CHICAGO – How can 4G services translate into profitability for operators moving forward with that next-gen wireless platform? Panelists on Tuesday presented some key innovators that could move the economic needle for carriers.

Some may be wondering why Cisco is entering the wireless arena with a vengeance, but it’s quite clear: It’s all about connectivity, and connecting the people and things that are currently unconnected. The network is the network.

“We used to worry about voice and SMS,” said Kelly Ahuja, senior vice president/general manager of Cisco’s Service Provider Mobility Group. “Now we worry about people connecting to other things.”

As such, Cisco is addressing “the Internet of Everything,” a world in which everything will be connected, thus creating new value chains, new services and new revenue opportunities for operators. New ecosystems will be created on the mobility platform, which in turn must accommodate three things: capacity, coverage and services.

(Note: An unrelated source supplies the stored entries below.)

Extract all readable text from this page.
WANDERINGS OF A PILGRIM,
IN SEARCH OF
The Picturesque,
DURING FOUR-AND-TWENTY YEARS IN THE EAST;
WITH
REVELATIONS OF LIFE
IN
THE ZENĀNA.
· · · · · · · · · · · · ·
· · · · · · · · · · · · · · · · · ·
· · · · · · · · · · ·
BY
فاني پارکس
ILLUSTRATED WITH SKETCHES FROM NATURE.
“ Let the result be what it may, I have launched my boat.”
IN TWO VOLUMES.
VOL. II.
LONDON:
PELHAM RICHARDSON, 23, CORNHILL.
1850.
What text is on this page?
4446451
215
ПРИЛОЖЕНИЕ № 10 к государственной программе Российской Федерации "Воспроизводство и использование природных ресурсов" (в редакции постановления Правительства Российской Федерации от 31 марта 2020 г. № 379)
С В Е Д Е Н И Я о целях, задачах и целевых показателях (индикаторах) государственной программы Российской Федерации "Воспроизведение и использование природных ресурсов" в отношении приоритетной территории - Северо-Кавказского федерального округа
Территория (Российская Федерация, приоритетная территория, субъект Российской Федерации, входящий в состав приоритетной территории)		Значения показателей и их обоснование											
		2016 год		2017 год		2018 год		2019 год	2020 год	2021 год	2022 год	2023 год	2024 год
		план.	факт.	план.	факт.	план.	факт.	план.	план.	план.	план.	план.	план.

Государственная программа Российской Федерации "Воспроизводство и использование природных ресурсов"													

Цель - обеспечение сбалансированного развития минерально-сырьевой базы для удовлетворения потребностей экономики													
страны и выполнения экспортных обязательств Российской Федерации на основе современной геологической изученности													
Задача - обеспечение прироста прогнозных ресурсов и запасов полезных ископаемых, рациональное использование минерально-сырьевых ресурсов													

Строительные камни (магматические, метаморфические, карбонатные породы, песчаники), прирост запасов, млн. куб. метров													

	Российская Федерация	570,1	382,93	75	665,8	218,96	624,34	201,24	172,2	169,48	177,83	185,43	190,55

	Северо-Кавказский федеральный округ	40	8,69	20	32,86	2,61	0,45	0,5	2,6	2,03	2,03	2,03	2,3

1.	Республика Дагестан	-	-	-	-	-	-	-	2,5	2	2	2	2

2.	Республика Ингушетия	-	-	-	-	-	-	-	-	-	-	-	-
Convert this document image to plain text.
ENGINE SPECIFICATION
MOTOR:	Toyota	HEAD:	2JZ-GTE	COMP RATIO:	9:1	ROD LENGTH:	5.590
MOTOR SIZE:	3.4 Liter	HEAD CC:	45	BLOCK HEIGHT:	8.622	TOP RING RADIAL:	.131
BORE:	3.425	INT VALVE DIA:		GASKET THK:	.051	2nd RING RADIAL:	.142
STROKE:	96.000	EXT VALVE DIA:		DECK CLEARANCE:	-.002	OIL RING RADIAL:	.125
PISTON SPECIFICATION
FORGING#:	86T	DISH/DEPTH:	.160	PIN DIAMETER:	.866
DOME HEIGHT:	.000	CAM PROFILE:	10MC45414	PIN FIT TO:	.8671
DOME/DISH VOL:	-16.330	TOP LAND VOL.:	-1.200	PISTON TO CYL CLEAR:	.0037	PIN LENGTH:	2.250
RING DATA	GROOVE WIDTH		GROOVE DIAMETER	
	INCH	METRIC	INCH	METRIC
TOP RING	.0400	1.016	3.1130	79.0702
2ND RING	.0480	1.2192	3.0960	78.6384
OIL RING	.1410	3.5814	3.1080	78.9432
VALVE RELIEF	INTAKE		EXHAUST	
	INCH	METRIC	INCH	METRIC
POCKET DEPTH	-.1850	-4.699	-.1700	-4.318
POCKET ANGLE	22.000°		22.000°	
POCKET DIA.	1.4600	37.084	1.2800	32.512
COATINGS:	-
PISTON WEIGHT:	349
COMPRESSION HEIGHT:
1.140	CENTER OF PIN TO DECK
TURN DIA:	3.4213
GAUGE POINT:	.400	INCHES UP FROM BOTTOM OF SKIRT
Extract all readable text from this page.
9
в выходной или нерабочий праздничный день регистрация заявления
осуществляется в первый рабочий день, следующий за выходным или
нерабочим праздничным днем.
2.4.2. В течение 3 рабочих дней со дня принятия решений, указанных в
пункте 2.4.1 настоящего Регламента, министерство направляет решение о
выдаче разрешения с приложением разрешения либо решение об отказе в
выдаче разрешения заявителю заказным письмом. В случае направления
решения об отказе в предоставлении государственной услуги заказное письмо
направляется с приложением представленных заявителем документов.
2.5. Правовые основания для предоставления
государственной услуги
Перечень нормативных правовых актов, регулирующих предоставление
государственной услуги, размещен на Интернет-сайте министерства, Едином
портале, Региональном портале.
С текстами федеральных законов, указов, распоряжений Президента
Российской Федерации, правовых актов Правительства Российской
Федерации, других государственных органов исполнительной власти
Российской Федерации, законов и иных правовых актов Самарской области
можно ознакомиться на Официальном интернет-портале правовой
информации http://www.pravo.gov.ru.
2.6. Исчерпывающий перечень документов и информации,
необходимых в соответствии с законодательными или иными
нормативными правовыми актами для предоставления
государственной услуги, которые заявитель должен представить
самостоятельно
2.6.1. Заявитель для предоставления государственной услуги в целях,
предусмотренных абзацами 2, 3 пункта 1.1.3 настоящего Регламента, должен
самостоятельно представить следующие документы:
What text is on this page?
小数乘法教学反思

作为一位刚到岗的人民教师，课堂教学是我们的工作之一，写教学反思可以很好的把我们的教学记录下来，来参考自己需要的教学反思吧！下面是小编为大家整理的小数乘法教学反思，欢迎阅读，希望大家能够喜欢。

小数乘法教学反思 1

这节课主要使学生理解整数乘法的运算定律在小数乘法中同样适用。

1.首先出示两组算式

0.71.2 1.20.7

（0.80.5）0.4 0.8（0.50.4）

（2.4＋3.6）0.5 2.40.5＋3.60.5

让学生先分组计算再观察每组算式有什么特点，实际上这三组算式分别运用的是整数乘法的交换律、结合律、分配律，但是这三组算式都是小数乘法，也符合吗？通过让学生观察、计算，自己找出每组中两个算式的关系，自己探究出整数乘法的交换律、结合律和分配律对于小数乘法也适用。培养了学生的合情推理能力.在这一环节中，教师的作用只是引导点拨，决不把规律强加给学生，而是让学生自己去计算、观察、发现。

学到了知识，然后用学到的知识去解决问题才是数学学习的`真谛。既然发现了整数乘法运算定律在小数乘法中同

“There always will be a gap in coverage, so operators need to deal with this,” Ahuja noted. “Fifty percent of smartphones already used Wi-Fi, and small cells are growing but they are still in their infancy for fill-in purposes. We need to leverage more unlicensed spectrum, and we need more backhaul.”

Echoing what other industry experts have been saying this week, Ahuja pointed out that mobile-data traffic will increase as much as 18-fold by 2016, and that video will make up 70 percent of that traffic. What operators need to be doing now is aligning that tremendous traffic growth with revenues that match the spike.

Wi-Fi is one platform that could bring in more money for operators. “It’s a platform for business innovation,” Ahuja said. “It’s a business game-changer. It can increase ARPU and mobile ad revenues. It can reduce churn, and it lowers customer-acquisition costs.”

Abstraction Lowers Complexity

“What could happen if we could reduce the cost of delivering new services,” posited Vish Nandlall, CTO and head of marketing strategy at Ericsson North America. “It comes down to the cloud, and everyone has a different definition of ‘the cloud.’”

He continued, “We think about the cloud today the way we thought about the Internet in 1995. The cloud really is about how to deliver services to the customer. We need to be masters of simplicity. We want the ‘easy’ button. Abstraction lowers complexity, and the cloud does this.”

Step by step, Nandlall outlined this process:

>> Lowering complexity speeds innovation.
>> Speeding innovation drives automation.
>> Automation lowers costs.
>> Lowering costs makes services cheaper.
>> Cheaper services are a cure for “Baumol’s Disease” (for a definition, click here)
>> The profit pool will shift.

Fast Facts

Here are some interesting 4G statistics citing during yesterday’s panel discussions”

>> By year-end 2013, there will be 100 million LTE subscribers (41 percent in the United States, 27 percent in South Korea, 14 percent in Japan, 6 percent in Europe, 2 percent in Canada and the rest disbursed globally)

>> It took South Korea three years to deploy 3G technology nationwide but only one year to deploy 4G.

>> Starbucks reports 70 million payments by mobile phone this year alone.